The fishing was memorable, E.J. caught a 7-pound flounder, and just what I needed. It did not make me forget my heartache but it brought me back into the world.
As you all know, one of the “social contracts” we agree to when we accept an invitation to go fishing with a friend is to engage in conversation. Actually, I was told to listen, and received a lectured on how I needed to get another dog.
The lecture continued until January 4, 2002. After months of listening to him and other friends, I finally contacted longtime friend and breeder, Linda Palmer Weld, owner of Pecan Acre Kennels (Classic Labs). In July I picked up a little ball of gold and white love who instantly pulled me out of a deep, dark place.
To be honest, without Major, I had lost interest in hunting, and was just hoping for a great companion and fishing buddy. I ended up with a spectacular companion and a damn fine retriever. As for the fishing buddy, that came later. In the early days all he wanted to do was to retrieve the fish or chase the tails.
Classic Tequila Sunrise, AKA-Sonny, eventually ended up turning into a great fishing buddy in his later years, after he realized that jumping out of the skiff was hard on his old bones. However, his finest qualities as a fly-fishing guide’s dog were not out on the water standing point on the bow of the skiff.
Sonny always made sure I was up at 4:45 a.m. and was good at keeping my bare feet warm, laying on them through long wintertime fly-tying sessions. He was also a really great drinking buddy. He never complained when I had a little too much. In addition, he was the best co-pilot ever for long drives to and from Louisiana and Florida. Oh, the stories I could tell….

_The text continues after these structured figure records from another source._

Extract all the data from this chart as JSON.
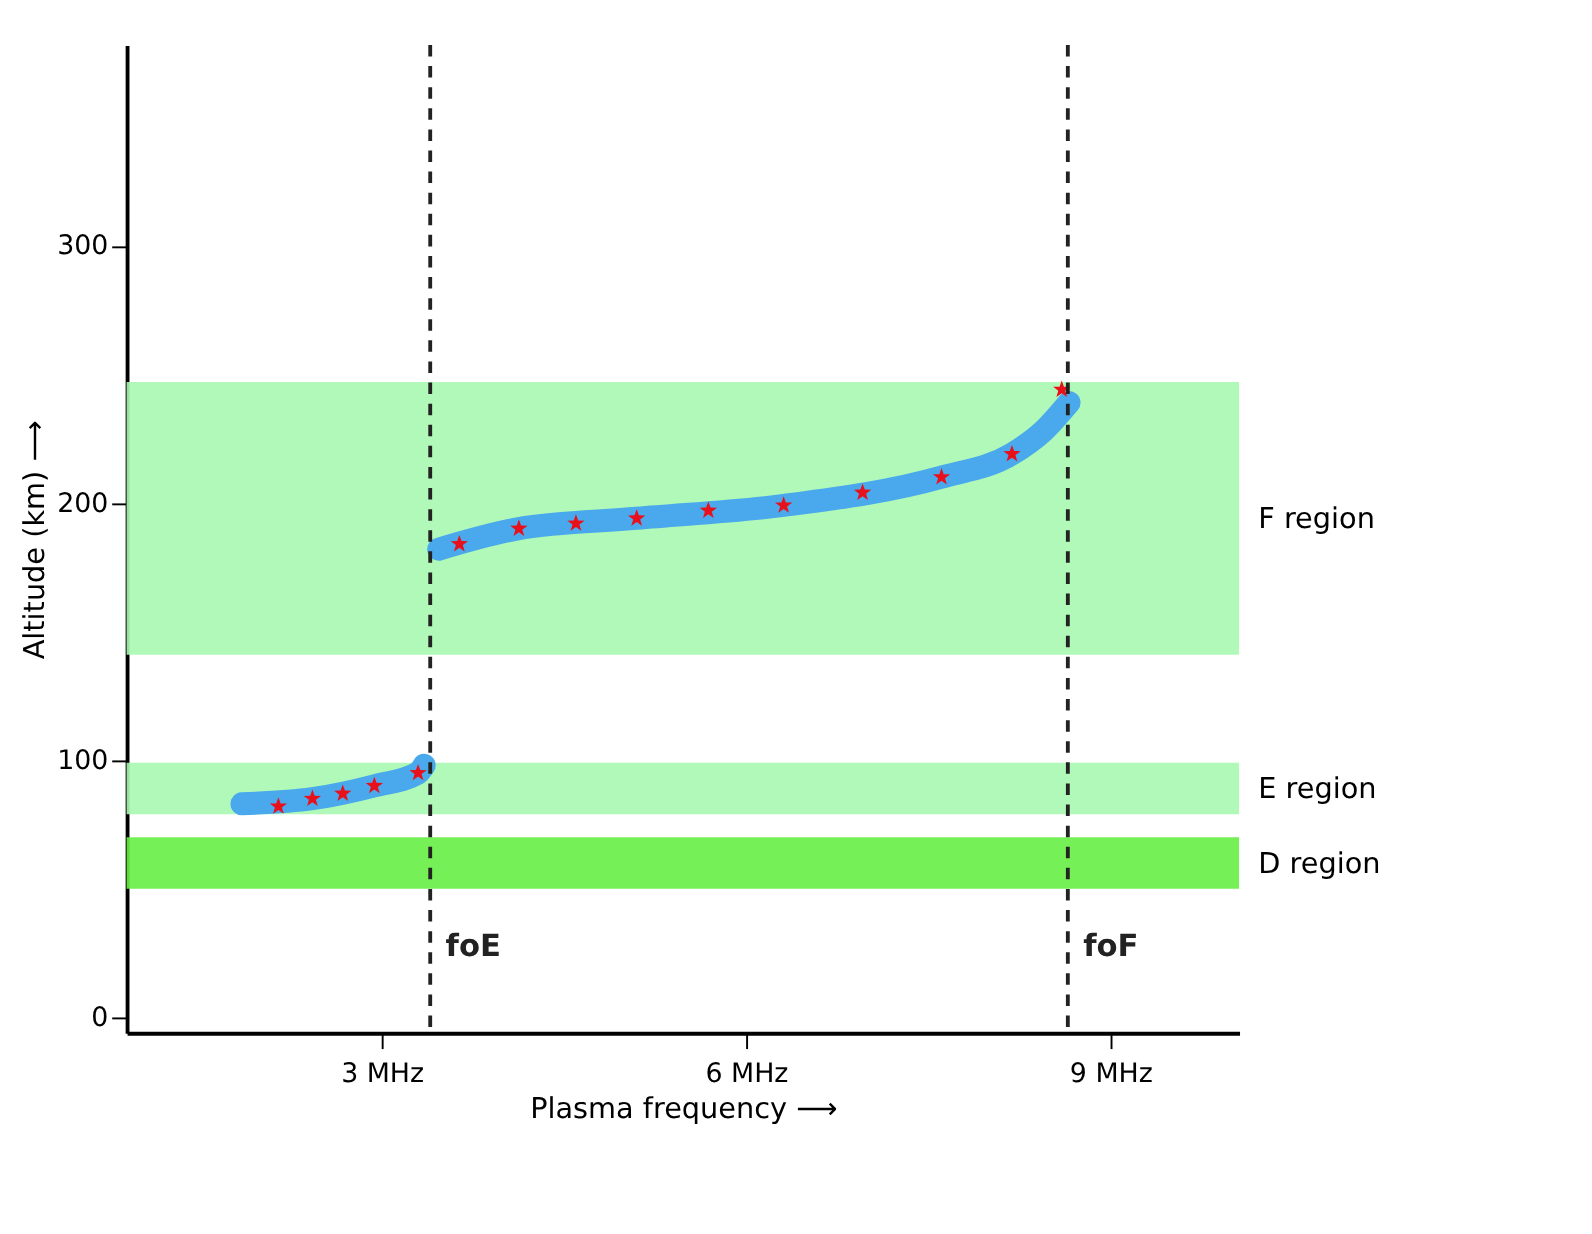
{
  "chart_data": {
    "type": "line",
    "xlabel": "Plasma frequency ⟶",
    "ylabel": "Altitude (km) ⟶",
    "xlim": [
      0.9,
      10.06
    ],
    "xticks": [
      {
        "value": 3,
        "label": "3 MHz"
      },
      {
        "value": 6,
        "label": "6 MHz"
      },
      {
        "value": 9,
        "label": "9 MHz"
      }
    ],
    "ylim": [
      -6,
      378
    ],
    "yticks": [
      0,
      100,
      200,
      300
    ],
    "grid": false,
    "series": [
      {
        "color": "#4aa8ec",
        "marker": "none",
        "line_style": "solid",
        "x": [
          1.85,
          2.43,
          2.94,
          3.3,
          3.35,
          3.4,
          3.47,
          4.13,
          5.1,
          6.31,
          7.61,
          8.19,
          8.45,
          8.66
        ],
        "values": [
          83,
          85,
          90,
          95,
          98,
          null,
          182,
          190,
          194,
          199,
          210,
          219,
          228,
          239
        ]
      },
      {
        "type": "scatter",
        "color": "#e8101a",
        "marker": "star",
        "x": [
          2.15,
          2.43,
          2.68,
          2.94,
          3.3,
          3.64,
          4.13,
          4.6,
          5.1,
          5.69,
          6.31,
          6.96,
          7.61,
          8.19,
          8.6
        ],
        "values": [
          82,
          85,
          87,
          90,
          95,
          184,
          190,
          192,
          194,
          197,
          199,
          204,
          210,
          219,
          244
        ]
      }
    ],
    "bands": [
      {
        "axis": "y",
        "from": 141,
        "to": 247,
        "label": "F region",
        "color": "#a8f8b0"
      },
      {
        "axis": "y",
        "from": 79,
        "to": 99,
        "label": "E region",
        "color": "#a8f8b0"
      },
      {
        "axis": "y",
        "from": 50,
        "to": 70,
        "label": "D region",
        "color": "#66ee44"
      }
    ],
    "ref_lines": [
      {
        "axis": "x",
        "value": 3.4,
        "label": "foE",
        "color": "#222222",
        "line_style": "dashed"
      },
      {
        "axis": "x",
        "value": 8.65,
        "label": "foF",
        "color": "#222222",
        "line_style": "dashed"
      }
    ]
  }
}
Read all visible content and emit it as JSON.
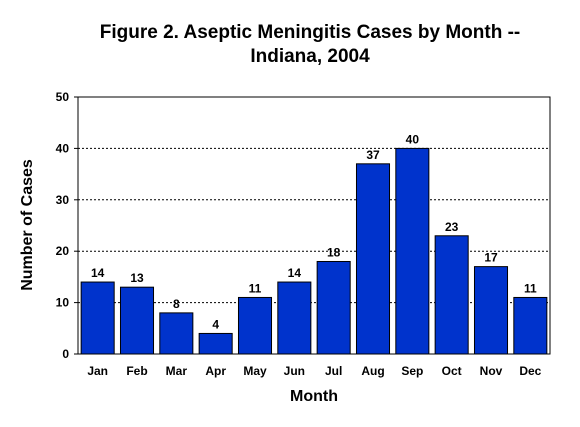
{
  "chart_data": {
    "type": "bar",
    "title": "Figure 2.  Aseptic Meningitis Cases by Month --",
    "subtitle": "Indiana, 2004",
    "xlabel": "Month",
    "ylabel": "Number of Cases",
    "categories": [
      "Jan",
      "Feb",
      "Mar",
      "Apr",
      "May",
      "Jun",
      "Jul",
      "Aug",
      "Sep",
      "Oct",
      "Nov",
      "Dec"
    ],
    "values": [
      14,
      13,
      8,
      4,
      11,
      14,
      18,
      37,
      40,
      23,
      17,
      11
    ],
    "ylim": [
      0,
      50
    ],
    "yticks": [
      0,
      10,
      20,
      30,
      40,
      50
    ],
    "grid": true,
    "bar_color": "#0033cc"
  }
}
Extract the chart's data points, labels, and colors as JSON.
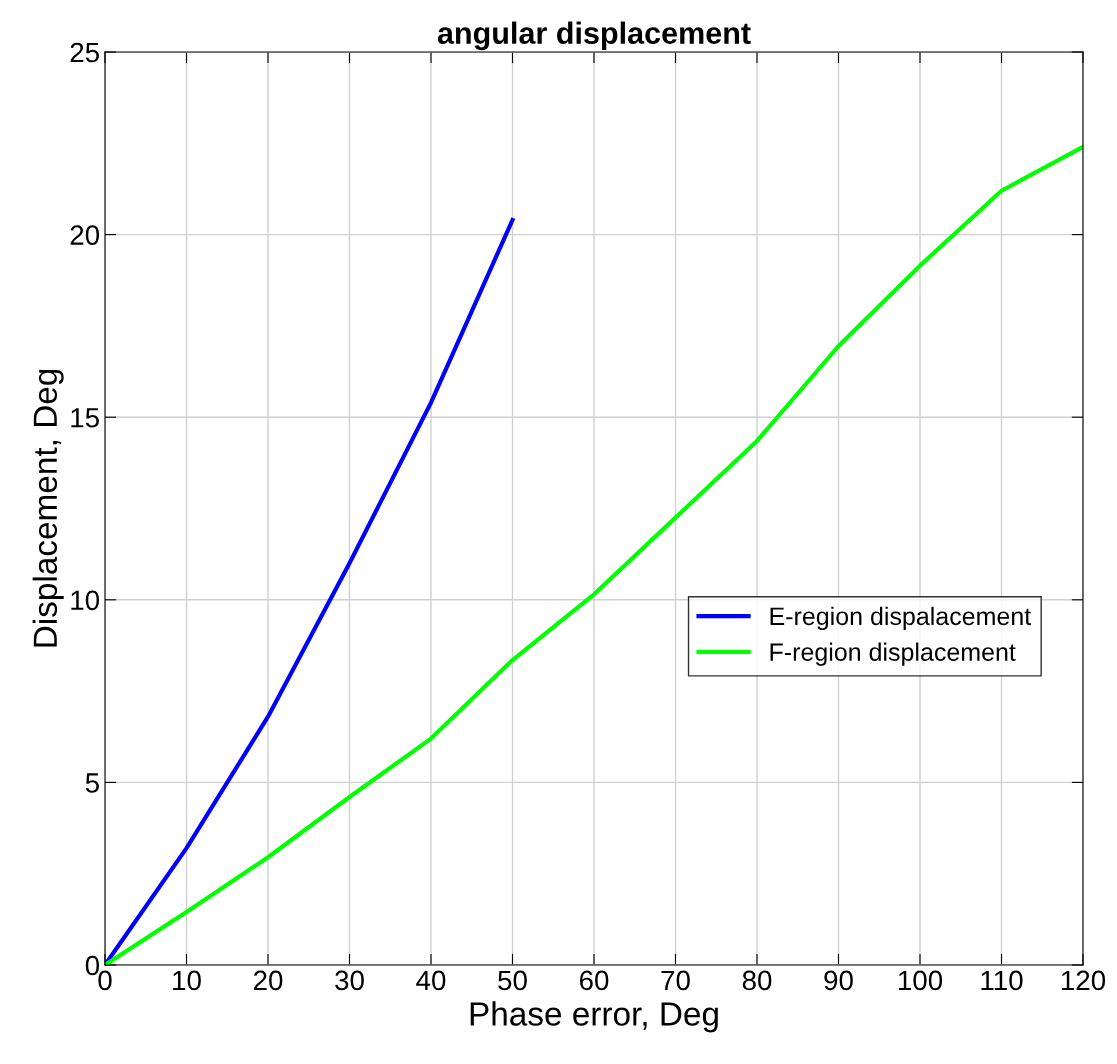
{
  "chart_data": {
    "type": "line",
    "title": "angular displacement",
    "xlabel": "Phase error, Deg",
    "ylabel": "Displacement, Deg",
    "x": [
      0,
      10,
      20,
      30,
      40,
      50,
      60,
      70,
      80,
      90,
      100,
      110,
      120
    ],
    "series": [
      {
        "name": "E-region dispalacement",
        "color": "#0000ff",
        "x": [
          0,
          10,
          20,
          30,
          40,
          50
        ],
        "values": [
          0,
          3.2,
          6.8,
          11.0,
          15.4,
          20.4
        ]
      },
      {
        "name": "F-region displacement",
        "color": "#00ff00",
        "values": [
          0,
          1.45,
          2.95,
          4.6,
          6.2,
          8.35,
          10.15,
          12.25,
          14.35,
          16.95,
          19.15,
          21.2,
          22.4
        ]
      }
    ],
    "xlim": [
      0,
      120
    ],
    "xticks": [
      0,
      10,
      20,
      30,
      40,
      50,
      60,
      70,
      80,
      90,
      100,
      110,
      120
    ],
    "ylim": [
      0,
      25
    ],
    "yticks": [
      0,
      5,
      10,
      15,
      20,
      25
    ],
    "grid": true,
    "legend": "right",
    "marker": "none",
    "line_style": "solid"
  }
}
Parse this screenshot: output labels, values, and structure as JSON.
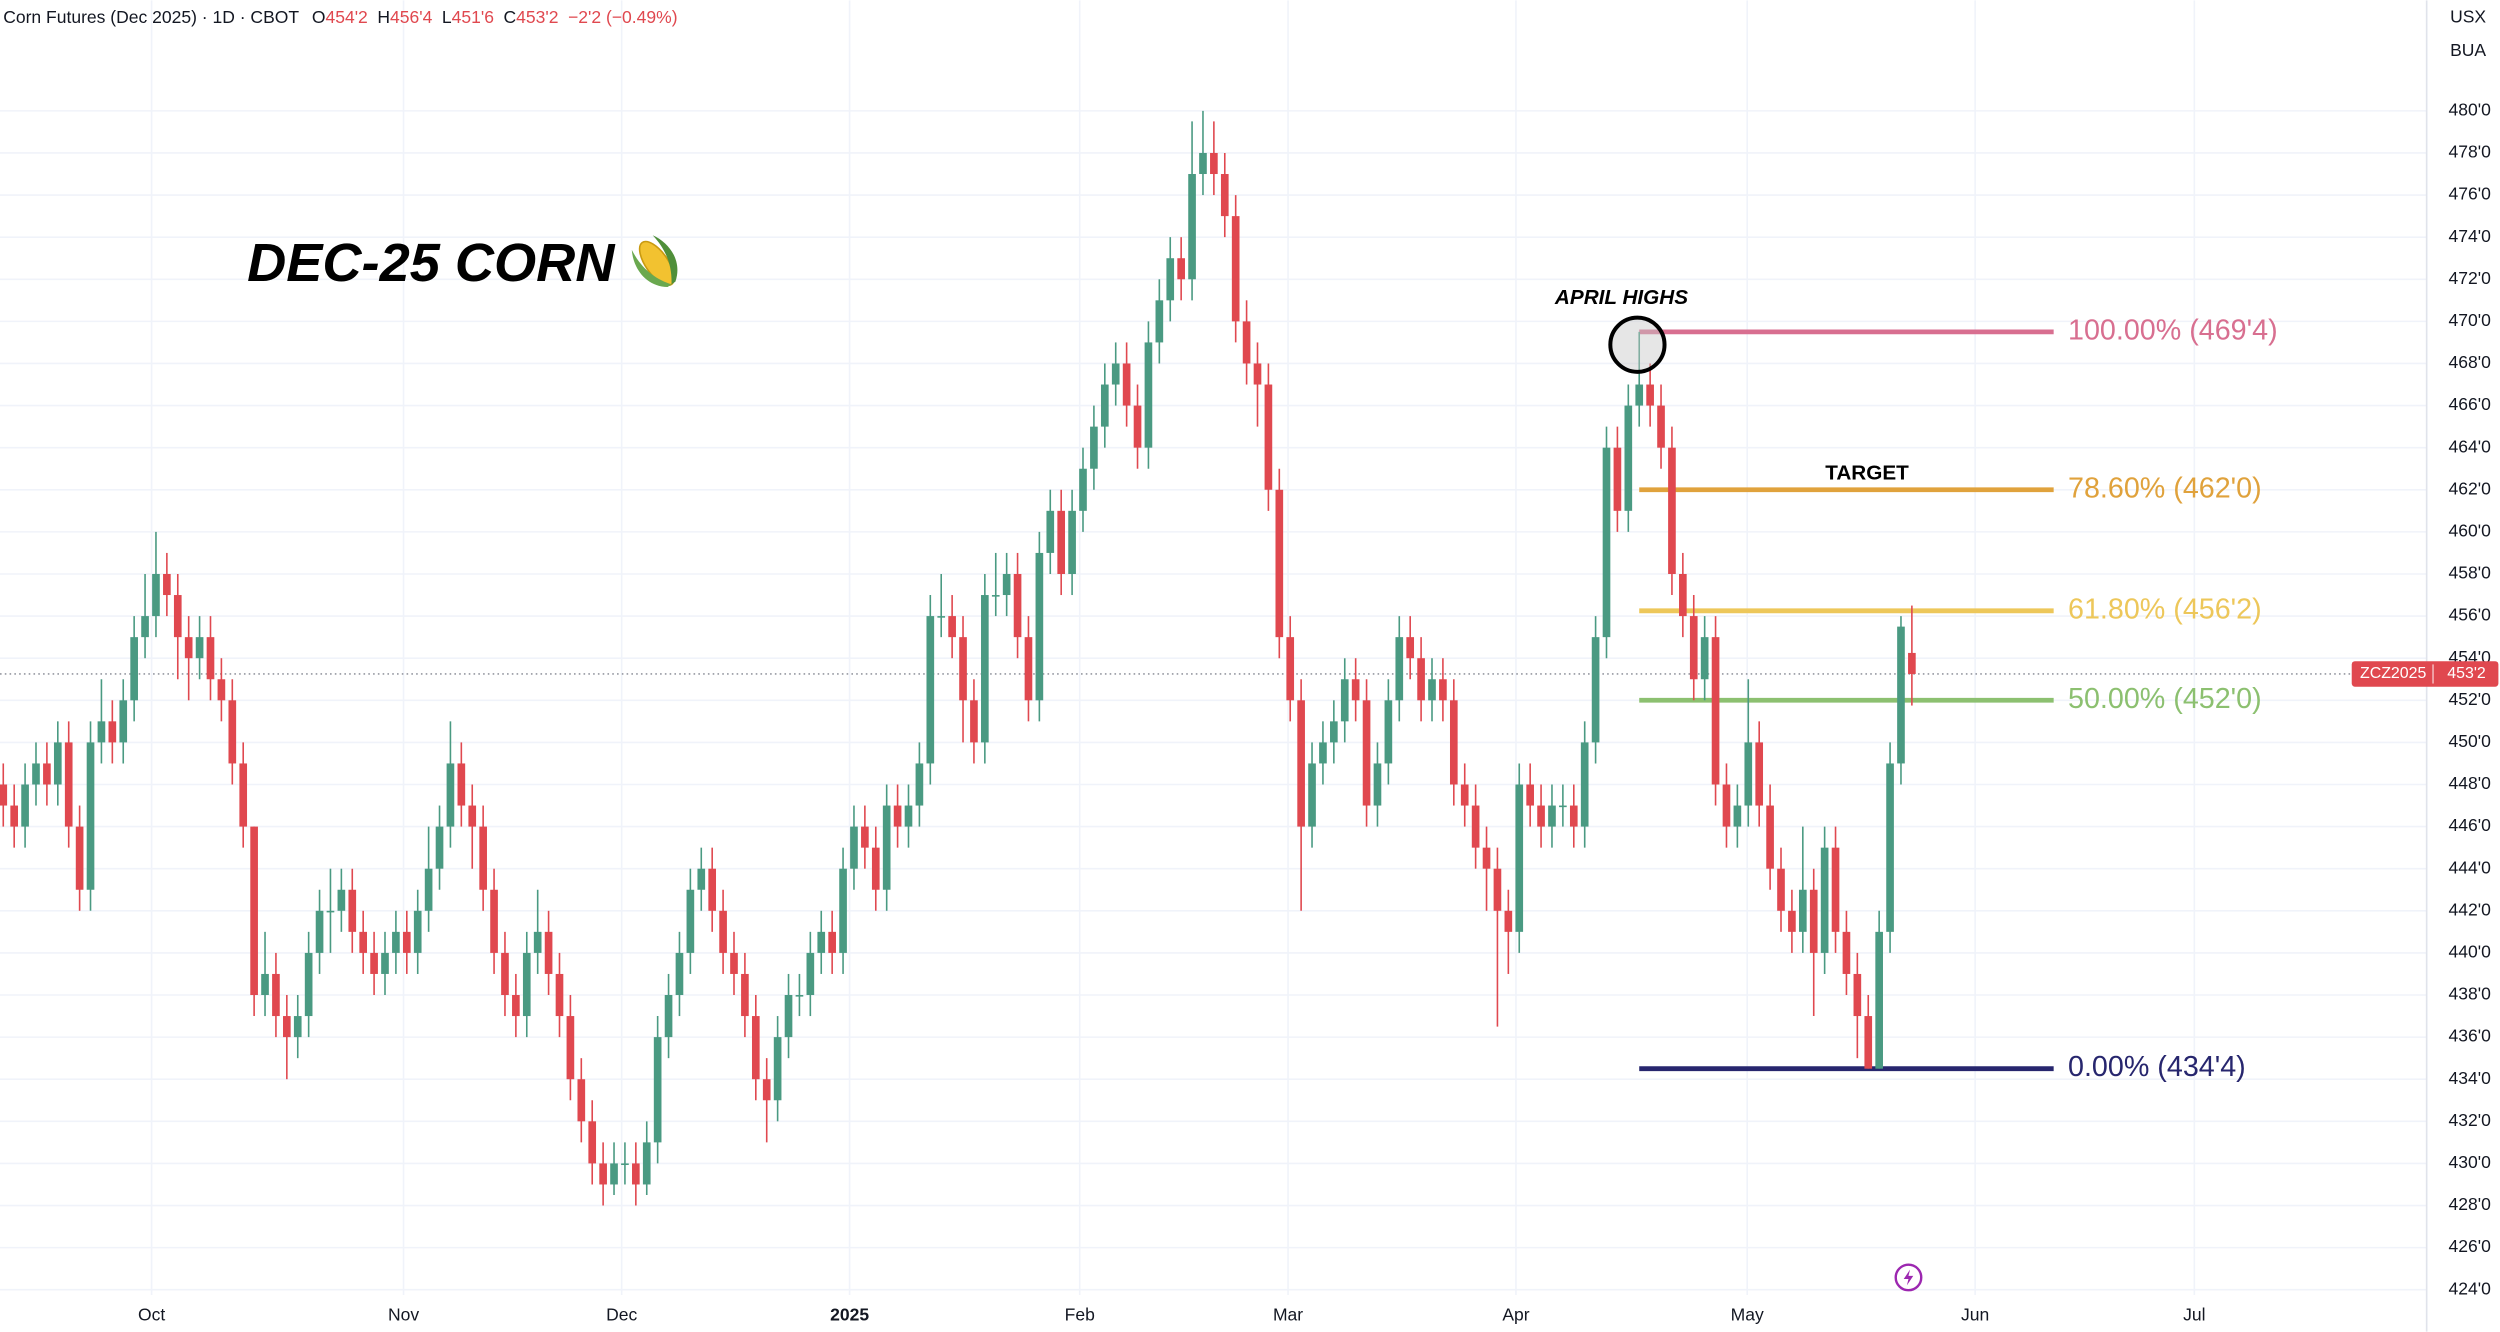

Probably one of the funniest Sonny stories is the day he learned to use a credit card. You see, I had driven into Houston to make the rounds of the fly shops and load up on supplies. We stopped by the old Orvis shop to visit my dear friend, Marcos Enriques. Well back in the day (and I assume it’s still the same) dogs were welcome in the Orvis stores. Anyway, Marcos asked if I would join him for lunch. I was concerned about leaving Sonny in the truck and he said we could just let him help man the store while we were gone. He had some good folks working for him and I thought, “What the hell.”
About an hour later we returned to find all (and I mean all) the stuffed dog toys they had on display strewn about the store. We laughed so hard that one or both of us spotted our britches a little. I spent another hour trying to clean Sonny slobber off as many toys as possible but some were beyond saving. We went home with at least a half-dozen toys, and this is where Sonny learned to use a credit card. One of them, a stuffed mallard duck, is still in his toy basket today.
Anyway, like I said, I never thought a year could suck more than 2001. I was wrong.
This year, I saw the loss of Sonny Bear’s first home when the fish camp cratered during Harvey, and Irma took his last home when my place in Florida was destroyed. To top it all off, I had to say goodbye to Sonny on October 12, 2017. The Good Lord blessed me with a perfect friendship that lasted 15-plus years and, for that, I am grateful, but…I could go on for pages about my Sonny Bear but that is for another place and time and, since they say a picture is worth a thousand words, I’ll share as many as space will allow.